ものづくりの国

yosuke0araki2004-03-19

 北海道庁の新人研修のとき、北海道が今後発展していくためにはどうしたらいいか、講師からグループ討議の課題が出された。多くのグループが、農業と観光の振興という回答を導いていた。私は自分の発想の貧困さを棚に上げて、誰でも同じようなことを考えるもんだと歎息していた。
 国内経済においては、比較生産費説にいう北海道農業の優位性はあった。しかし昨今のグローバル化の中で一体化する東アジア全体を見たとき、中国などと比べて優位ではない。
 価格で勝てないなら品質で勝負するという考え方もある。しかし品質の高いものであっても、買う人がいなければ仕方ない。ファーストフードで済ませても、お金を貯めて電化製品を買うというのが、いい悪いはともかくとして、人間の心理には近いのではないか。
 もちろん農業には食糧安全保障や多面的機能があるから相当な保護をしなければならないとは私も考えている。しかし安全保障を考えるなら水やエネルギーについても論じなければならない。多面的機能は農業よりも森林の方が桁外れに大きいし、この議論では家畜の糞尿など農業の外部不経済については指摘されることは少ない。こういうことを考えると、自由貿易の経済性を犠牲にしてまで農業保護を継続するには、紆余曲折があるだろうし、保護頼みの農業に北海道の未来を委ねることはできない。
 農業と比較すると観光はまだマシだ。特に保護策が講じられているわけでもないのに、農業と同じ一兆円の市場規模を持つ。しかし、例えば東京からだと北海道旅行よりもハワイの方が安かったりするという。最近では観光地をただ回るのではない滞在型の観光も見直されており、それは国内観光地にとって順風なのだけれども、人数割合から見れば、同じ時間とお金を掛けるのなら日常により遠い外国へ行きたいと考える人の方が多いのではないか。

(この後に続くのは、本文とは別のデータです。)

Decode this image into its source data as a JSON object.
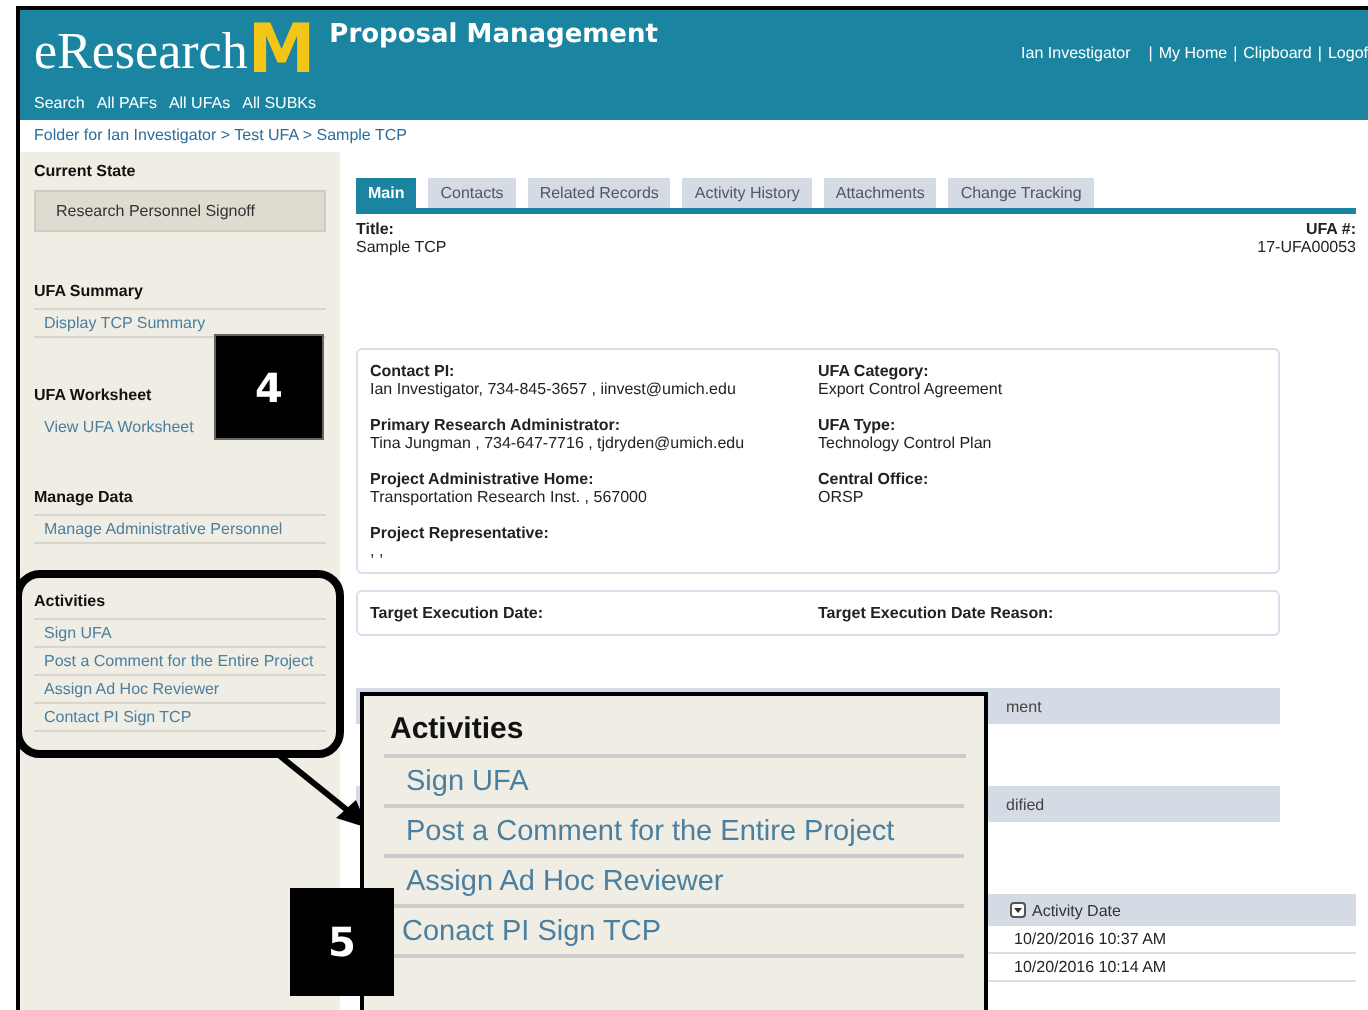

 逆に南に広がるアジア諸国からは観光の増加は見込まれるし、それを推進するべきだと思うけれど、去年の夏に目を疑うような新聞記事を見つけた。北海道への来訪者が最多の台湾でSARSが広がったとき、北海道の旅館では台湾人の宿泊を断るという動きに出たのである。こういう行動が、どれだけ北海道の悪イメージを台湾に与えるか考えてのことなのだろうか。こういう近視眼が続くなら北海道観光に未来はない。
 私は北海道ではもっと製造業をのばすべきだと思う。北海道が第二次産業の占める割合が低いのを知っている多くの人には奇妙かもしれないけど。しかし第二次産業が苦手というのは他の都府県との相対的な比較に過ぎず、製造業は雇用数も生産高も圧倒的に農業より大きい。電化製品を中心にさらなる需要の増加が見込まれる中、アジア諸国の中では相対的に高い技術がある。母集団が大きくなったことで、北海道の苦手分野は得意に転じたのに早く気付くべきだ。
 さらに私は千歳に注目している。千歳では水道水に名水百選のナイベツ湧水を利用するなど大変に水のきれいなところだ。浄水は精密機械工業にとって絶対的な要素である。これが国際空港の輸送力、札幌に溢れる労働力と連動することで、IT産業の一大拠点になる可能性がある。